This lecture outlined the key concepts and founding principles of nomadic thought as a theoretical practice in the context of economic and cultural globalization. At the start of the third millennium, in an age of global and differentiated mobility, a diffuse sort of nomadism defines the location of many subjects. Mobility however does not resolve power differences and other forms of structural inequality and in some ways it even intensifies them. How to draw ethical and political cartographies of different modes of mobility is a key issue. Following post-structuralist, post-colonial, and feminist debates on the issue of the ‘non-unitary’ subject, issues of fragmentation, complexity, and multiplicity have become household names in critical theory. The ubiquitous nature of these notions, however does not make for consensus about the issues at stake, namely: what exactly are the political and ethical conditions that structure nomadic subjectivity and its multiple forms of mobility? And what are their implications for critical theory, especially in view of the contradictions, the power relations, and the paradoxes of our historical condition? Braidotti argued that nomadic subject should never be taken as a new metaphor for the human condition, but rather as a cartographic tool that helps us compose materialistic mappings of situated, i.e. embedded and embodied, social positions in an age of global hybridity. A cartography is a theoretically-based and politically-informed reading of the present which fulfills the function of providing both analytic and exegetical tools for critical thought and also creative theoretical alternatives. This political passion sustains the process of nomadic writing as ethically accountable and empowering.

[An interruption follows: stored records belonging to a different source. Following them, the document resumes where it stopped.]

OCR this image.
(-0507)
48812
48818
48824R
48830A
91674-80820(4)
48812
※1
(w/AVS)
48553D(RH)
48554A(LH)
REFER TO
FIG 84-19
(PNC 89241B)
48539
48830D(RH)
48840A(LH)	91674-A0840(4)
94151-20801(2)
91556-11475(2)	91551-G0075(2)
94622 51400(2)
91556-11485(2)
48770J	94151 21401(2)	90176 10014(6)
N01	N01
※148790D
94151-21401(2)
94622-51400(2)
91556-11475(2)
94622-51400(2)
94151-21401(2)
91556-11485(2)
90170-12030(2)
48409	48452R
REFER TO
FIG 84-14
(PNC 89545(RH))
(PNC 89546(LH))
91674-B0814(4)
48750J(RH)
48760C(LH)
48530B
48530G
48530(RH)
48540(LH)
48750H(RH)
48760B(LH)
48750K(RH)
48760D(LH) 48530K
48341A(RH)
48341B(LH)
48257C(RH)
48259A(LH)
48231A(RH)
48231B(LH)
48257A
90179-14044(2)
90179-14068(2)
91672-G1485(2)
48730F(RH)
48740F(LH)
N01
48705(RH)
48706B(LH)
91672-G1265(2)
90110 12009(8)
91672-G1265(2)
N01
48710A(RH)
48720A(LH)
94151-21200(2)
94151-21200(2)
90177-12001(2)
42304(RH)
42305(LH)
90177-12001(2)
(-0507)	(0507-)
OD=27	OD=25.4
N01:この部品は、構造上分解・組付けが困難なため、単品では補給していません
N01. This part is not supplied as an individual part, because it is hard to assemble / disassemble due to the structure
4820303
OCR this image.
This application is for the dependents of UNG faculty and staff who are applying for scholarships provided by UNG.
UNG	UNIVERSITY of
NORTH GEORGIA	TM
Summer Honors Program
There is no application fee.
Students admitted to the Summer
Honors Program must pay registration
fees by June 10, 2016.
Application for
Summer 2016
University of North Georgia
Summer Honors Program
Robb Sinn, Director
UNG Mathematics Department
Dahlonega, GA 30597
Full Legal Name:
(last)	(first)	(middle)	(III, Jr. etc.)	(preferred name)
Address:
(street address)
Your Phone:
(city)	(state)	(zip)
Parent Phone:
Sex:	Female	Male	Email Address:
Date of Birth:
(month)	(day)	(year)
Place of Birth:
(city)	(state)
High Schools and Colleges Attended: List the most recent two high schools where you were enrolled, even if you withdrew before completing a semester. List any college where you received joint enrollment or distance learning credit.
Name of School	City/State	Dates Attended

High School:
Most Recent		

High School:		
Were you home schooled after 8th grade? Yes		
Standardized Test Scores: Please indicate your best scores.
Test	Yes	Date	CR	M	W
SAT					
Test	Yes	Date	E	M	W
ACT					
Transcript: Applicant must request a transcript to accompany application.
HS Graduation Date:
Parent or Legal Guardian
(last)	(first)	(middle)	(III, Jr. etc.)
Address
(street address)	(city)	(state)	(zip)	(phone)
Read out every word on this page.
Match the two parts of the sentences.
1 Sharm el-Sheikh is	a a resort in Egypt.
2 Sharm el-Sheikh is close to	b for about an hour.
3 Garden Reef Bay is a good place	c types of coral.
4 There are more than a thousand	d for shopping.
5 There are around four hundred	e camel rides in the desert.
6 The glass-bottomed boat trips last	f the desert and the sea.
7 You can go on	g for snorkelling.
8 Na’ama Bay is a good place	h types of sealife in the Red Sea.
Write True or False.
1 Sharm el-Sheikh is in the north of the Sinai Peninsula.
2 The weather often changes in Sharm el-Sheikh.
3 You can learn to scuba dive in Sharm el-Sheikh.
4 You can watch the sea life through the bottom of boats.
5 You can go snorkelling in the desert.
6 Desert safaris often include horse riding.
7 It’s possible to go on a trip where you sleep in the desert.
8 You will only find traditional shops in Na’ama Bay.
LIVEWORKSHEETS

Rosi Braidotti is Distinguished University Professor and founding director of the Centre for the Humanities at Utrecht University. Her latest books are: The Posthuman (2013), Nomadic Subjects (2011, revised ed.) and Nomadic Theory: The Portable Rosi Braidotti (2011). Braidotti’s publications have consistently been placed in continental philosophy, at the intersection with social and political theory, cultural politics, gender, feminist theory, and ethnicity studies. www.rosibraidotti.com

In English
Organized by

ICI Berlin

The lecture is part of the ICI Lecture Series ERRANS. The English verb ‘to err’ has largely lost its positive connotations. It no longer invokes wandering, rambling, or roaming, and is now understood negatively in relation to a prescribed path or goal. To be sure, errors are acknowledged to play an important role in the pursuit of knowledge and happiness, but usually only to the extent that their recognition allows for their elimination, correction, and avoidance. Recognizing that a critique of ideals of productivity, success, goal-orientation, and determination is necessarily paradoxical, the lecture series takes the shifting meanings of ‘erring’ – connoting the violation of norms as well as the activity of wandering – as a prompt to explore the critical potentials and risks of embracing error, randomness, failure, and non-teleological temporalities, and to do so across different disciplines and discourses.